Not sure it's hard if you have per-memcg memory reserves which I've
brought up in the past with true and complete kmem accounting. Even if
you don't allocate slab, it guarantees that there will be at least a
little excess memory available so that the userspace oom handler isn't oom
itself.
This involves treating processes waiting on memory.oom_control to be
treated as a special class so that they are allowed to allocate an
additional pre-configured amount of memory. For non-root memcgs, this
would simply be a dummy usage that would be charged to the memcg when the
oom notification is registered and actually accessible only by the oom
handler itself while memcg->under_oom. For root memcgs, this would simply
be a PF_MEMALLOC type behavior that dips into per-zone memory reserves.
> This is true even in the memcg case and we strongly discurage
> users from doing that. The global case has nothing like outside of OOM
> context though. So any hang would blocking the whole machine.

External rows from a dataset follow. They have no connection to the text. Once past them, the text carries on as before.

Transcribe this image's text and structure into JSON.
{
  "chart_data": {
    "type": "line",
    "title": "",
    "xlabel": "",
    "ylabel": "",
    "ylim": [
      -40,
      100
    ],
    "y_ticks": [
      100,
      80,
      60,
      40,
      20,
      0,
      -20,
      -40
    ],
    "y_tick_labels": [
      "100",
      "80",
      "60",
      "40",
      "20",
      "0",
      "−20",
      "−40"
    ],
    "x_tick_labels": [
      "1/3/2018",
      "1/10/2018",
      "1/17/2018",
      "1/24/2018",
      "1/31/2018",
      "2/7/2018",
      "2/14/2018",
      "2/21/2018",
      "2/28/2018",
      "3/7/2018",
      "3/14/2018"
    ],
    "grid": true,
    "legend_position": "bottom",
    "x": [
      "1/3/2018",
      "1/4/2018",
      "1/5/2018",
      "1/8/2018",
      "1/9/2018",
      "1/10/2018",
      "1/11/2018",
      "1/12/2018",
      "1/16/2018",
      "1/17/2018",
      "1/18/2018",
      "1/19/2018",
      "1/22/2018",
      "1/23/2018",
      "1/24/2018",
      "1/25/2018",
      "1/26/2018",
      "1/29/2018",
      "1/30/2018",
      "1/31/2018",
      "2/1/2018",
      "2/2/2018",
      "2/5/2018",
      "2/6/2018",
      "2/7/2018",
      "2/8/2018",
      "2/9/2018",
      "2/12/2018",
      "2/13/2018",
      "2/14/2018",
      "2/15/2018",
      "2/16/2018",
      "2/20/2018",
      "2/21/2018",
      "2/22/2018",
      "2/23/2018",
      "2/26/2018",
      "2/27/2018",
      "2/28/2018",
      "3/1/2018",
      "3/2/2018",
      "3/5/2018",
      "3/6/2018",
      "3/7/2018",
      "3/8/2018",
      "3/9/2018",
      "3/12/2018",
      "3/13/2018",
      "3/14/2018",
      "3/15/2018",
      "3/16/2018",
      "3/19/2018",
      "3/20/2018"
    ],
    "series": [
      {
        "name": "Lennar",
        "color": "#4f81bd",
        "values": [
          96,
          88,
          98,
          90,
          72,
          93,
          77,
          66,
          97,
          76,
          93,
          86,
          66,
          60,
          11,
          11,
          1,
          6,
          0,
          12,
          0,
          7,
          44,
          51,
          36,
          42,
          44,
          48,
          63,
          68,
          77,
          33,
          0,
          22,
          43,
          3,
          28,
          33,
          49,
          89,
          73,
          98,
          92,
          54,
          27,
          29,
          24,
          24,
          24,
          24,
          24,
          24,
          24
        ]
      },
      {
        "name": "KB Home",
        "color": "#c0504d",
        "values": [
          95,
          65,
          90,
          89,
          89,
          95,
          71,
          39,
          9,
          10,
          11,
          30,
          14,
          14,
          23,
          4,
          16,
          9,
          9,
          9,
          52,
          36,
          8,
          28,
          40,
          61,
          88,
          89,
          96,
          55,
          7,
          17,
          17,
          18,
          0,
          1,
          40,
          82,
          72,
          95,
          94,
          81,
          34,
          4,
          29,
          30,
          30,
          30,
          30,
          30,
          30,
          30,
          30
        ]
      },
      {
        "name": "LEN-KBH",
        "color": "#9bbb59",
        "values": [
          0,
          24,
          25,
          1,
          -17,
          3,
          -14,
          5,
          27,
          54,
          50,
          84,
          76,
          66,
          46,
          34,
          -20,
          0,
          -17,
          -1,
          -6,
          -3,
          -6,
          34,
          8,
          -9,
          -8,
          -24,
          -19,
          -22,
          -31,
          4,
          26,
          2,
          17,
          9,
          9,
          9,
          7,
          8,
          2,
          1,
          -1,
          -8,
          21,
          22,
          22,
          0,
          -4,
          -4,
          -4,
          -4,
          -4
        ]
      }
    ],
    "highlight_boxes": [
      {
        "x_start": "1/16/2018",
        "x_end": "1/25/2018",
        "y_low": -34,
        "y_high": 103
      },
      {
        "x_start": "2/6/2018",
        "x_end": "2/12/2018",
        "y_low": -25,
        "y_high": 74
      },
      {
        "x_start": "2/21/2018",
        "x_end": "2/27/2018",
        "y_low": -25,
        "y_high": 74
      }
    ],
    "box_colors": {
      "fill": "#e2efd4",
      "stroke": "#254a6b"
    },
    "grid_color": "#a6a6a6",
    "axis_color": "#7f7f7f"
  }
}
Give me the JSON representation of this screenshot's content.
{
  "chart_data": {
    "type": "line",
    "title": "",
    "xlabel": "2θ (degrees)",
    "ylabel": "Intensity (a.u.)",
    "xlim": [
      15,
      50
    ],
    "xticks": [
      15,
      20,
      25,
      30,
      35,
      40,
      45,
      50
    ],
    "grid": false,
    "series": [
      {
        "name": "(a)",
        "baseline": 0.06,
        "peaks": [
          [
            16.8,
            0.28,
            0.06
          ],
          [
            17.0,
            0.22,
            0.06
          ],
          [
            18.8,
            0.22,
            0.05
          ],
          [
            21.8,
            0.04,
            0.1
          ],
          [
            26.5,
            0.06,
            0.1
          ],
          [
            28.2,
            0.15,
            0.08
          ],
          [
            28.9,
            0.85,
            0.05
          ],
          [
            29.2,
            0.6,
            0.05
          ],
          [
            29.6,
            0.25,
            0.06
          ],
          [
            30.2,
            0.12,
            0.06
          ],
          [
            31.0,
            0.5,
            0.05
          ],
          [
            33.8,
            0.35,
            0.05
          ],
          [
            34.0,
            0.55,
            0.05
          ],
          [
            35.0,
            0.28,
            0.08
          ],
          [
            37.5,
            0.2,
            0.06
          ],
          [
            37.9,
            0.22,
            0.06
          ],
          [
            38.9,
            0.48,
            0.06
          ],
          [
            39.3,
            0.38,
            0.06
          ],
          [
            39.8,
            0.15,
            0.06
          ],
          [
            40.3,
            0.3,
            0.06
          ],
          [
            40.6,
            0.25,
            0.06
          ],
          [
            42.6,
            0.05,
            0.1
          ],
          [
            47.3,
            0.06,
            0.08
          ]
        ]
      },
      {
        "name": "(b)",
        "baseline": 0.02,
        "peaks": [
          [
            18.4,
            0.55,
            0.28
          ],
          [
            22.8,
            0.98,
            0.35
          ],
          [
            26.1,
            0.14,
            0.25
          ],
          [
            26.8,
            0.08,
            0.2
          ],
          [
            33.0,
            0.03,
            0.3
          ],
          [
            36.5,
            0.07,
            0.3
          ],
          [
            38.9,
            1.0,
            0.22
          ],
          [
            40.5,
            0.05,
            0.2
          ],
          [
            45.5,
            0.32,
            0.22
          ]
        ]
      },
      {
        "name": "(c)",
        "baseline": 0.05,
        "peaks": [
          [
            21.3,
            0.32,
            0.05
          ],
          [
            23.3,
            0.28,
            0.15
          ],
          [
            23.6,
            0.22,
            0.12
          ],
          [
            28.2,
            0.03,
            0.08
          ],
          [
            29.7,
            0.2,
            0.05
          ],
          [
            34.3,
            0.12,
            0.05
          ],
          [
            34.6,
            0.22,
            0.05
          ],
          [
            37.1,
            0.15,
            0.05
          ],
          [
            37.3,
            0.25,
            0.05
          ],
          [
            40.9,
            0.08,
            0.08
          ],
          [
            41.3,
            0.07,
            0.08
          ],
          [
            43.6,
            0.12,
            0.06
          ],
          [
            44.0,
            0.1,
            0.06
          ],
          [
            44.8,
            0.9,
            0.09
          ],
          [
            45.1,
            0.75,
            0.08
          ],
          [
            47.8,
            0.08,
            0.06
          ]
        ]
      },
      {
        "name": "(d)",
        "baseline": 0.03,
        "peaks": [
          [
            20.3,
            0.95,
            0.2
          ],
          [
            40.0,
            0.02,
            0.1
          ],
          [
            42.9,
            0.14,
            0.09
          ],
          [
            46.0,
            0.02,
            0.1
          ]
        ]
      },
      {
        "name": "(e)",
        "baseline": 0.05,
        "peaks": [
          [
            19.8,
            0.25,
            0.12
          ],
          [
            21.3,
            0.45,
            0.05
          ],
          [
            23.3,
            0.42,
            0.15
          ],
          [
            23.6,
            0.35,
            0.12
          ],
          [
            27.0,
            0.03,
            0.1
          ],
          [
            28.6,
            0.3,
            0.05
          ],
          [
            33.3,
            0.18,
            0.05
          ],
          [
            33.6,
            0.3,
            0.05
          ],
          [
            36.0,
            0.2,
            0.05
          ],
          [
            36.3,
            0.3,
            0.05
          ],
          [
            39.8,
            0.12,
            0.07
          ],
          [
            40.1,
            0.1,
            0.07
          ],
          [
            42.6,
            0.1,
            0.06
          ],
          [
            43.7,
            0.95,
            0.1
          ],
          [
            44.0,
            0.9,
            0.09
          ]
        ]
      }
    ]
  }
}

Why would there be a hang if the userspace oom handlers aren't actually
oom themselves as described above?
I'd suggest against the other two suggestions because hierarchical
per-memcg userspace oom handlers are very powerful and can be useful
without actually killing anything at all, and parent oom handlers can
signal child oom handlers to free memory in oom conditions (in other
words, defer a parent oom condition to a child's oom handler upon
notification). I was planning on writing a liboom library that would lay
the foundation for how this was supposed to work and some generic
functions that make use of the per-memcg memory reserves.
So my plan for the complete solution was:
- allow userspace notification from the root memcg on system oom
conditions,
- implement a memory.oom_delay_millisecs timeout so that the kernel
eventually intervenes if userspace fails to respond, including for
system oom conditions, for whatever reason which would be set to 0
if no userspace oom handler is registered for the notification, and
- implement per-memcg reserves as described above so that userspace oom
handlers have access to memory even in oom conditions as an upfront
charge and have the ability to free memory as necessary.
We already have the ability to do the actual kill from userspace, both the
system oom killer and the memcg oom killer grants access to memory
reserves for any process needing to allocate memory if it has a pending
SIGKILL which we can send from userspace.